I’ve seen this tag going around a bit, especially on booktube and though I don’t have a booktube channel I thought I’d pair up a few and share them with you! So, off we go!
1. Urmila and Sita’s Sister
Urmila is the wife of Lakshmanan who is the brother of Rama. For those that don’t know Rama, he is supposed to be the avatar of Lord Vishnu who is one of the supreme gods of Hinduism. In the Ramayana, Rama, first born son and to be appointed ruler of Ayodhya is sent out in exile because of a scheming step mother who wants her son to be king instead. Lakshmanan accompanies him abandoning his new bride because his duty to his brother comes first. I’ve reviewed both Urmila and Sita’s Sister and the reason these will be good pairs is because they’re both about the same person.
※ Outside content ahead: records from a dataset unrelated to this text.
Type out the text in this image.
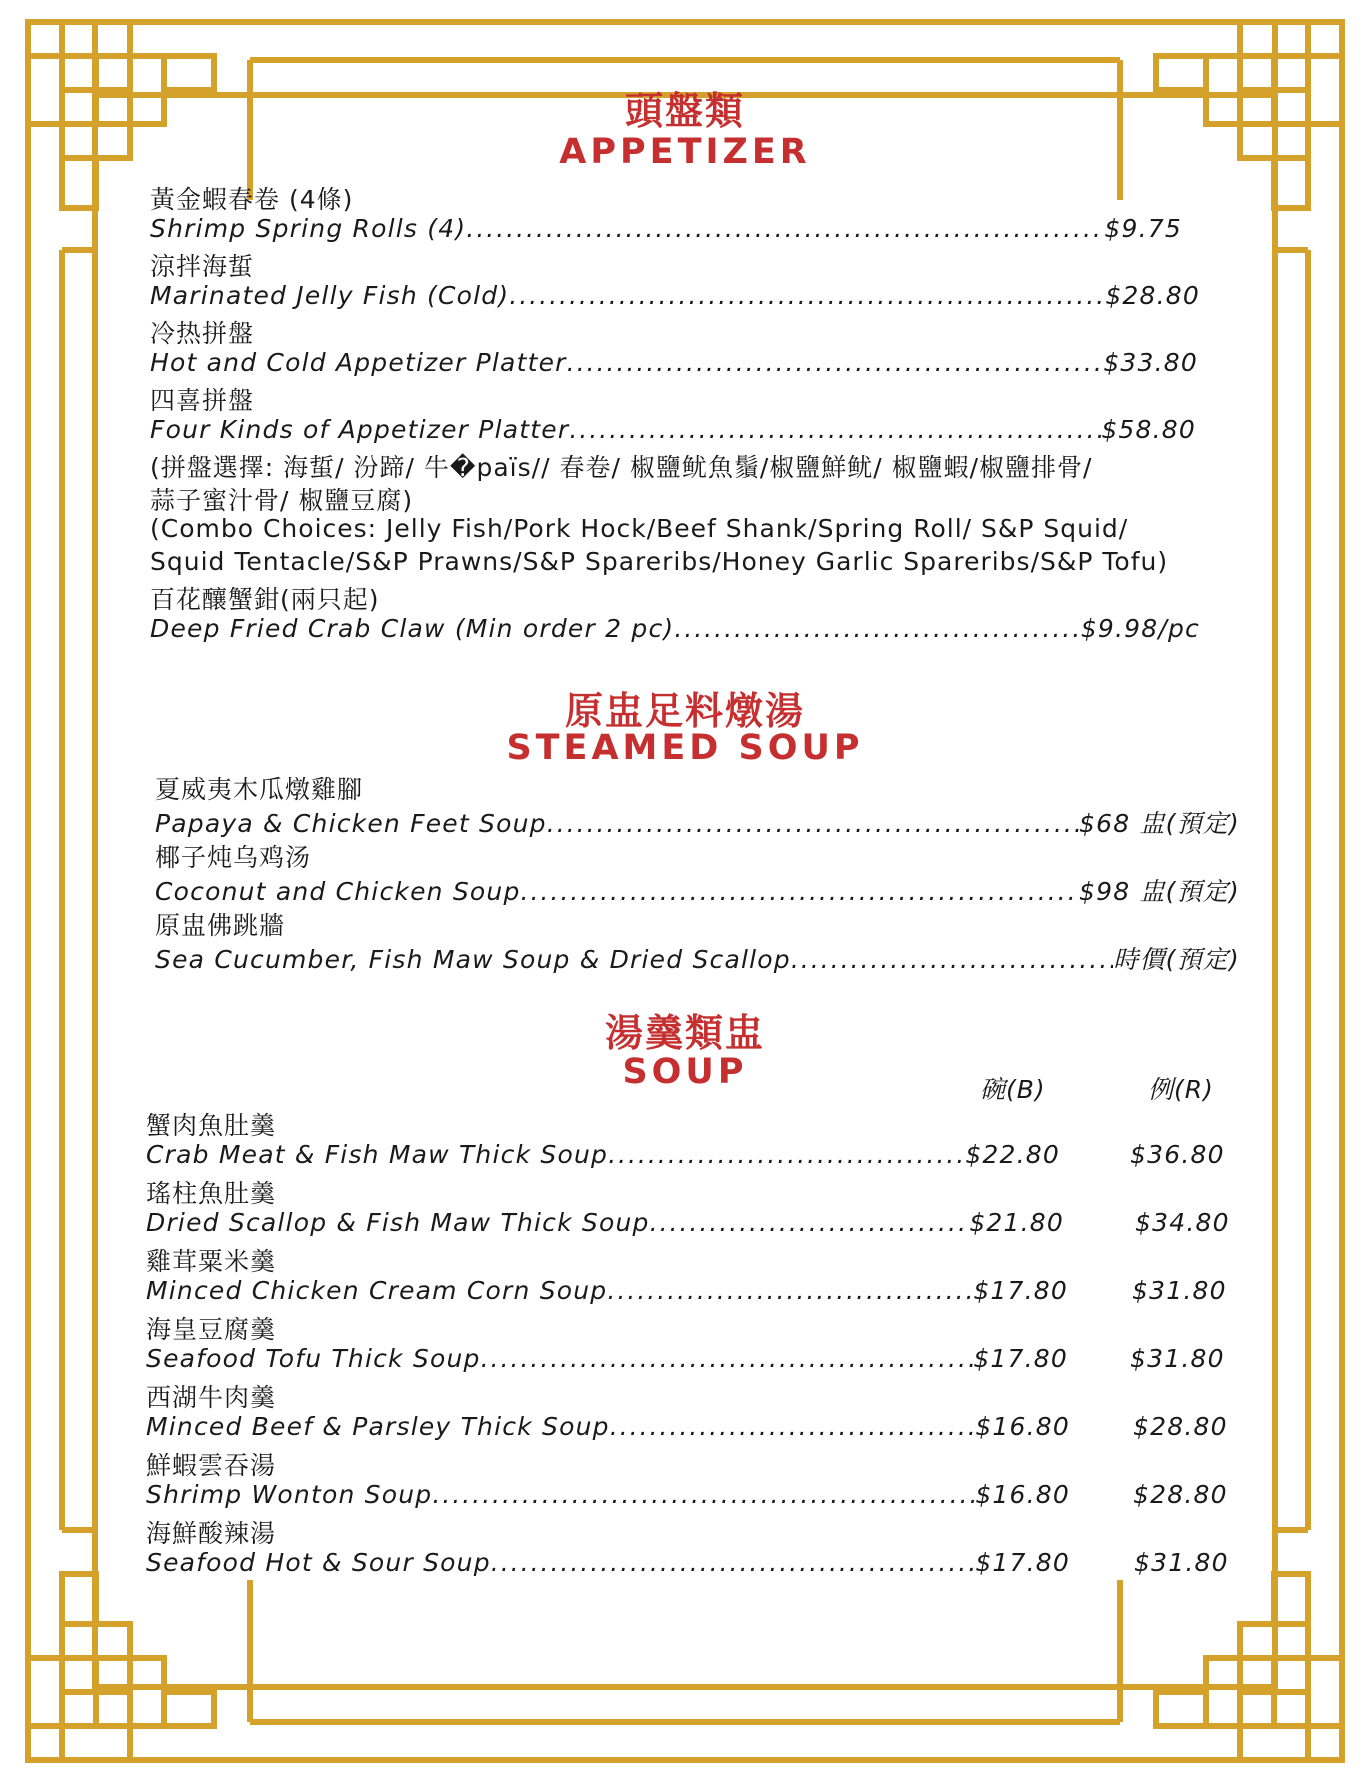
頭盤類
APPETIZER
黃金蝦春卷 (4條)
Shrimp Spring Rolls (4) .....	$9.75
涼拌海蜇
Marinated Jelly Fish (Cold) .....	$28.80
冷热拼盤
Hot and Cold Appetizer Platter .....	$33.80
四喜拼盤
Four Kinds of Appetizer Platter .....	$58.80
(拼盤選擇: 海蜇/ 汾蹄/ 牛�païs// 春卷/ 椒鹽鱿魚鬚/椒鹽鮮鱿/ 椒鹽蝦/椒鹽排骨/
蒜子蜜汁骨/ 椒鹽豆腐)
(Combo Choices: Jelly Fish/Pork Hock/Beef Shank/Spring Roll/ S&P Squid/
Squid Tentacle/S&P Prawns/S&P Spareribs/Honey Garlic Spareribs/S&P Tofu)
百花釀蟹鉗(兩只起)
Deep Fried Crab Claw (Min order 2 pc) .....	$9.98/pc
原盅足料燉湯
STEAMED SOUP
夏威夷木瓜燉雞腳
Papaya & Chicken Feet Soup .....	$68 盅(預定)
椰子炖乌鸡汤
Coconut and Chicken Soup .....	$98 盅(預定)
原盅佛跳牆
Sea Cucumber, Fish Maw Soup & Dried Scallop .....	時價(預定)
湯羹類盅
SOUP	碗(B)	例(R)
蟹肉魚肚羹
Crab Meat & Fish Maw Thick Soup .....	$22.80	$36.80
瑤柱魚肚羹
Dried Scallop & Fish Maw Thick Soup .....	$21.80	$34.80
雞茸粟米羹
Minced Chicken Cream Corn Soup .....	$17.80	$31.80
海皇豆腐羹
Seafood Tofu Thick Soup .....	$17.80 $31.80
西湖牛肉羹
Minced Beef & Parsley Thick Soup .....	$16.80	$28.80
鮮蝦雲吞湯
Shrimp Wonton Soup .....	$16.80	$28.80
海鮮酸辣湯
Seafood Hot & Sour Soup .....	$17.80	$31.80
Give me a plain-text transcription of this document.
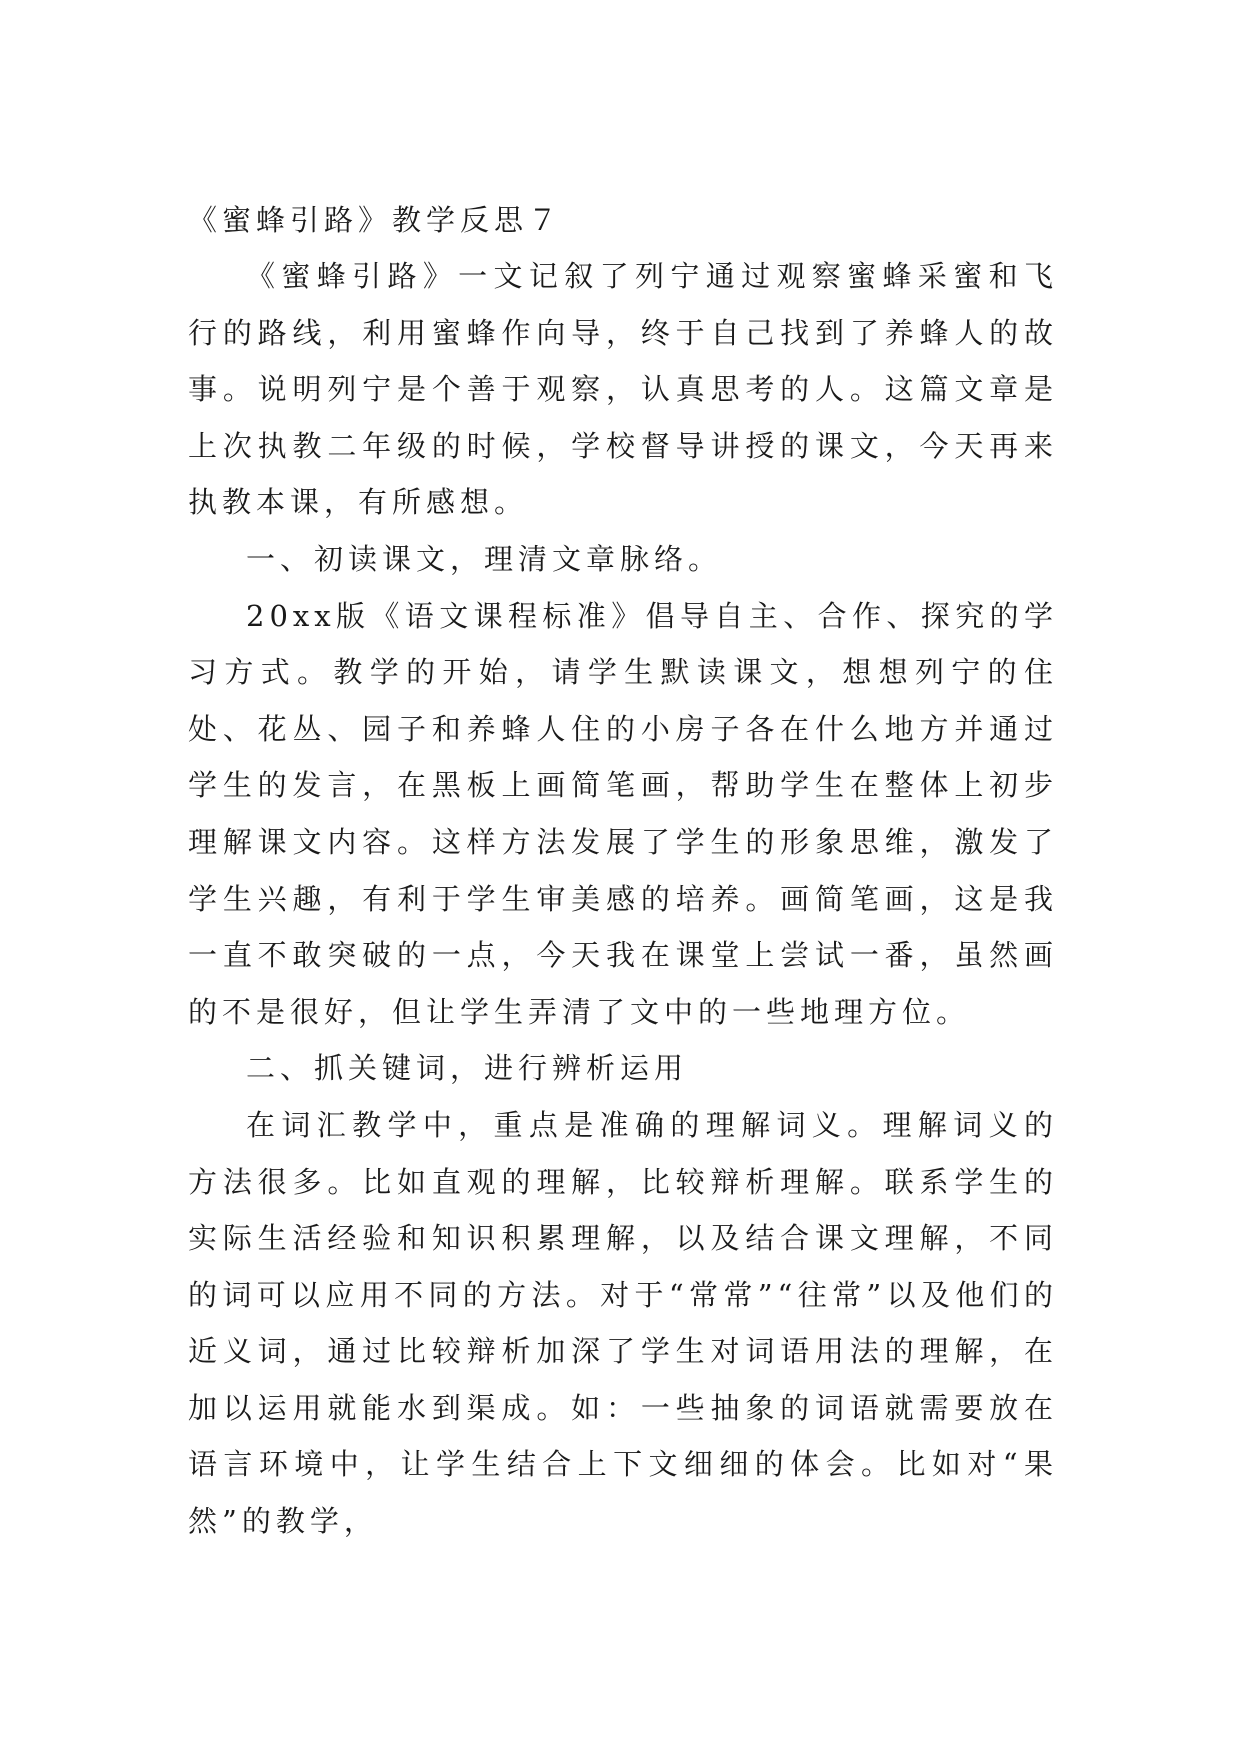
《蜜蜂引路》教学反思７

《蜜蜂引路》一文记叙了列宁通过观察蜜蜂采蜜和飞行的路线，利用蜜蜂作向导，终于自己找到了养蜂人的故事。说明列宁是个善于观察，认真思考的人。这篇文章是上次执教二年级的时候，学校督导讲授的课文，今天再来执教本课，有所感想。

一、初读课文，理清文章脉络。

20xx版《语文课程标准》倡导自主、合作、探究的学习方式。教学的开始，请学生默读课文，想想列宁的住处、花丛、园子和养蜂人住的小房子各在什么地方并通过学生的发言，在黑板上画简笔画，帮助学生在整体上初步理解课文内容。这样方法发展了学生的形象思维，激发了学生兴趣，有利于学生审美感的培养。画简笔画，这是我一直不敢突破的一点，今天我在课堂上尝试一番，虽然画的不是很好，但让学生弄清了文中的一些地理方位。

二、抓关键词，进行辨析运用

在词汇教学中，重点是准确的理解词义。理解词义的方法很多。比如直观的理解，比较辩析理解。联系学生的实际生活经验和知识积累理解，以及结合课文理解，不同的词可以应用不同的方法。对于“常常”“往常”以及他们的近义词，通过比较辩析加深了学生对词语用法的理解，在加以运用就能水到渠成。如：一些抽象的词语就需要放在语言环境中，让学生结合上下文细细的体会。比如对“果然”的教学，
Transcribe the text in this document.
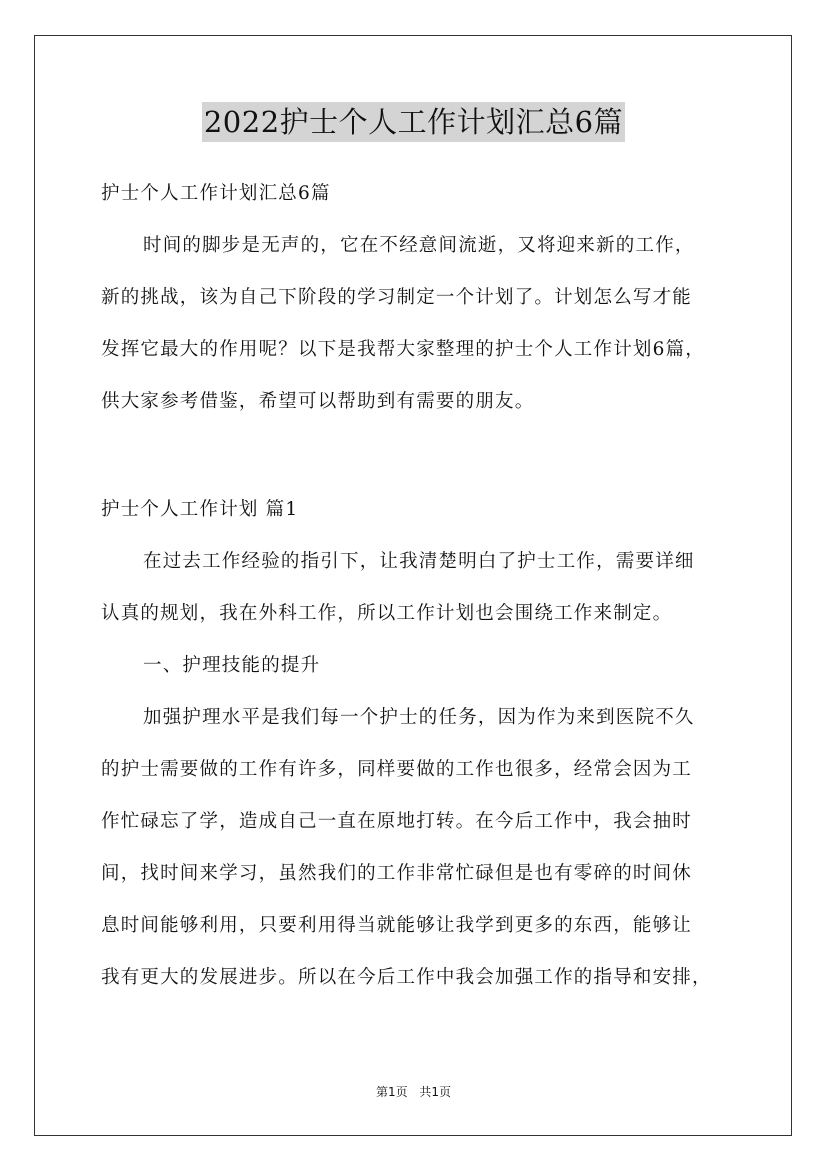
2022护士个人工作计划汇总6篇
护士个人工作计划汇总6篇
时间的脚步是无声的，它在不经意间流逝，又将迎来新的工作，
新的挑战，该为自己下阶段的学习制定一个计划了。计划怎么写才能
发挥它最大的作用呢？以下是我帮大家整理的护士个人工作计划6篇，
供大家参考借鉴，希望可以帮助到有需要的朋友。
护士个人工作计划 篇1
在过去工作经验的指引下，让我清楚明白了护士工作，需要详细
认真的规划，我在外科工作，所以工作计划也会围绕工作来制定。
一、护理技能的提升
加强护理水平是我们每一个护士的任务，因为作为来到医院不久
的护士需要做的工作有许多，同样要做的工作也很多，经常会因为工
作忙碌忘了学，造成自己一直在原地打转。在今后工作中，我会抽时
间，找时间来学习，虽然我们的工作非常忙碌但是也有零碎的时间休
息时间能够利用，只要利用得当就能够让我学到更多的东西，能够让
我有更大的发展进步。所以在今后工作中我会加强工作的指导和安排，
第1页 共1页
Only one, Urmila, is a modern retelling of the character Urmila who goes through the same troubles that the legendary Urmila did but only in modern India.
2. What Belongs To You and Mornings After
Both of these aren’t necessarily the same but they feeling they have is similar. A feeling of vague hopelessness and detachment with characters that are involved in abusive relationships where one is the giver and the other is a taker, almost a hustler. Mornings After (reviewed here) follows a couple in Delhi who fall into a relationship unwittingly, it gets abusive for the girl and for the boy, it just isn’t what he bargained for. In What Belongs To You (reviewed here) it’s about a gay man who is lonely and a hustler whom he pays for sex. Somehow they end up in a relationship of sorts where one is abusive and the other can’t say the word no. While each is set in a different country, both are rather involved in the city they are set in. You can’t remember the story without picturing the city it is set in. I found the writing style similar too, detached enough to not get you too involved yet involved enough for you to feel like you’re getting a rather voyeuristic view of people’s most private moments.
3. Rau, Masthani and The Peshwa
I have read two of three in this, Rau and The Peshwa. But the third one, Mastani, is still languishing in my TBR. But someone told me that these must be read together so I’m recommending the same to you. Rau (reviewed here) is a bestselling novel written in Marathi and translated in 2016 into English. It focuses on the love story between Masthani and Bajirao, the Peshwa, in great detail. The Peshwa (reviewed here) on the other hand focuses on Bajirao’s life up until the point before he met Masthani. Masthani I believe is about her complete life though I’m not sure where it ends. I love the idea that we can read all three together and fall in complete love with their story, irrespective of how much we disapprove of it.
I’ve linked my reviews to each of them and I hope you enjoy these reads if you do go ahead and pick them up.